Por Víctor González-Quevedo
No resulta fácil la quizá pretenciosa tarea de hablar de esta artista, una poetisa tan genial como huidiza y autodestructiva. Resultaría quizá más accesible tratar acerca de alguien asimismo eminentemente descollante como la estadounidense Anne Sexton (tal vez por tratarse, a priori, de otro tipo de personalidad más expansiva y propensa a la interacción dialógica), a pesar de su también pareja y prematura autoconsunción en el camino extraño de la vida humana. Sin embargo, siento que debo dedicar unas palabras al efecto que la obra en poesía de Alejandra Pizarnik (Buenos Aires, 1936-1972) produjo en mí nada más apreciar su arte exquisito y frágil, sagrado e intocable.

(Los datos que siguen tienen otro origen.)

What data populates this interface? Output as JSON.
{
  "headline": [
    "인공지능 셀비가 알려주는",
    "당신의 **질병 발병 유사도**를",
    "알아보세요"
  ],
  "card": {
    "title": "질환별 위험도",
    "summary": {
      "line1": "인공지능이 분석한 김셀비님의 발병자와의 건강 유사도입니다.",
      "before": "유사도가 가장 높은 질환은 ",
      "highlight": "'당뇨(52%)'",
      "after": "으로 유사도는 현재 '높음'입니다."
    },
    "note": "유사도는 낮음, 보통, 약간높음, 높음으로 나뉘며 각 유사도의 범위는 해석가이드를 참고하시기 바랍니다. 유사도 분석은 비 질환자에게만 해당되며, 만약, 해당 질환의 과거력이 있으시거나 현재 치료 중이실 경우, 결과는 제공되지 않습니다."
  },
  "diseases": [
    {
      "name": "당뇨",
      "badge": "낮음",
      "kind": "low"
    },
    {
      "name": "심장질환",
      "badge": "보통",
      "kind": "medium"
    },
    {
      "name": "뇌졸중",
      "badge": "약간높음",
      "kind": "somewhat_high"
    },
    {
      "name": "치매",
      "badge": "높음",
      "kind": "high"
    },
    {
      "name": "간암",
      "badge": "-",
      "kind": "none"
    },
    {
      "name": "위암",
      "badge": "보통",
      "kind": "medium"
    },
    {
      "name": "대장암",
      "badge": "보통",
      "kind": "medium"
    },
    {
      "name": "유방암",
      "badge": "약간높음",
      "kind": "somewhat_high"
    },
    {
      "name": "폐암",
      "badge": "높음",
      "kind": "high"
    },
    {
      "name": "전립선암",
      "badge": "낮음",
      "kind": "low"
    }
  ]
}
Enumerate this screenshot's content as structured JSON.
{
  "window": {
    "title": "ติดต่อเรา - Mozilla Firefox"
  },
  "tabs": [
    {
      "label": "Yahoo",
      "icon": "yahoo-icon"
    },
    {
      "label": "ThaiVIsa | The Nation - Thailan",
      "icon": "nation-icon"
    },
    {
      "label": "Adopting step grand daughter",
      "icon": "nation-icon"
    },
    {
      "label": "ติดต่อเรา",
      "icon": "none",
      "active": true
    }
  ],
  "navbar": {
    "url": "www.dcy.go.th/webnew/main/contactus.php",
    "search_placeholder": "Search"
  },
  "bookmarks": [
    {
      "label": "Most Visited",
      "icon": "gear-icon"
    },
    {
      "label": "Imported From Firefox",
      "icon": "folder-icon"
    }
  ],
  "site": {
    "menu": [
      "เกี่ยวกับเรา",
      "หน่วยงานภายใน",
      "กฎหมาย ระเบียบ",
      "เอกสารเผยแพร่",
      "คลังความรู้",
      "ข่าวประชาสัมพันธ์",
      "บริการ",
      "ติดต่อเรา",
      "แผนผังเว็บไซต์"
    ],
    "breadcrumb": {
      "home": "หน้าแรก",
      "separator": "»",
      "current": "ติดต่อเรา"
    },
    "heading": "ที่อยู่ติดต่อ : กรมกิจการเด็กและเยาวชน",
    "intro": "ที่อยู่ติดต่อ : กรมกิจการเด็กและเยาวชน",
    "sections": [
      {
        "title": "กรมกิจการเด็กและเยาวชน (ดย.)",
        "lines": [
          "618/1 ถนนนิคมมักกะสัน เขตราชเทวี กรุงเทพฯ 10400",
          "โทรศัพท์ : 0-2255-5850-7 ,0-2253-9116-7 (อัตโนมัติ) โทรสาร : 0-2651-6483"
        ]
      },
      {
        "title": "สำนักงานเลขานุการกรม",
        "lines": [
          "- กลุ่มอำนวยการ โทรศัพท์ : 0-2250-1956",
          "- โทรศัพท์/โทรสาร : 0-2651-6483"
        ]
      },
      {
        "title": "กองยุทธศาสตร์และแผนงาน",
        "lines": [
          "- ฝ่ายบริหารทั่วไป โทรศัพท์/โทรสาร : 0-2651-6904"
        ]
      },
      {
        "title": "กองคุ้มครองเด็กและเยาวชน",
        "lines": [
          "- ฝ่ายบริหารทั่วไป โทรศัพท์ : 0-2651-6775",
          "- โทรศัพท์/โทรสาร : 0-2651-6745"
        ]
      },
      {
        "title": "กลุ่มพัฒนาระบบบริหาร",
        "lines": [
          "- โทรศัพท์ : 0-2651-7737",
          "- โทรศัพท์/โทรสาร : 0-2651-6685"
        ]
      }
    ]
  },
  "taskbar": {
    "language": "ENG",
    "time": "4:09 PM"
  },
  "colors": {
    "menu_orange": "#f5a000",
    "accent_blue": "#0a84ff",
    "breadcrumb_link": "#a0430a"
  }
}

Lo primero que me viene a la mente es la catalogación de esta artista universal y literariamente inmortal como poeta surrealista. Es consenso más o menos general entre los entendidos el aplicarle dicha etiqueta. Bien, para mí el surrealismo constituye el extremo subterráneo a la realidad de la consciencia racional. El surrealismo es y se nutre del inconsciente, los sueños y en general visiones y pulsiones de cruda potencia. En ese sentido, A. P. podría muy bien corresponderse con esta aproximación, si no fuese porque asimismo maneja –todo lo perfectamente que el arte permite idealísticamente- la imagen y el símbolo con una precisión cuasicirujana. Por lo tanto, cabría decirse que recibe influencias del imaginismo y el simbolismo. Es difícil, muy difícil encontrar un grado matrimonial de orfebrería y sentimiento, de constructo y esencia, tan logrado a lo largo de toda una trayectoria. Cierta y efectivamente, a mí me parece que sus primeros libros, publicados cuando la autora era aún jovencísima, responden a una concepción de escritura automática propia del arte surreal.
Pero yo creo que es a partir de Árbol de Diana cuando Pizarnik se abandona a sus imágenes, símbolos y percepciones más oscuros e irracionales. Se desarrolla plenamente –se consolida estéticamente- su cosmos de irracionalismo, y las obsesiones de la autora –la muerte, la alienación del ser, la soledad, el suicidio, la niñez, el vacío- son panteonizadas, convirtiéndolas en obras de un arte profundamente silencioso a la par que preciso. Deslumbra a la par que aterra su mimesis -auténtica y lejana de toda pose- con las telúricas fuerzas del Tánatos, tan necesaria para su gran arte y para su mito personal, aunque con seguridad no para su vida. Porque su oxímoron pesadillesco personal –una metafísica inasible enfrentada al vacío más abruptamente nihilista- resultó en su prematura muerte física autoinfligida, aunque la ha hecho incorrupta para el gran arte, ese gran arte que tanto necesita siempre nuestro mundo, en todo lugar y bajo cualquier condición.
Su obra completa es inmensamente valiosa, pero para finalizar me quedaría con estas líneas que tan bien la definen: “ella se desnuda en el paraíso – de su memoria / ella desconoce el feroz destino – de sus visiones / ella tiene miedo de no saber nombrar – lo que no existe”.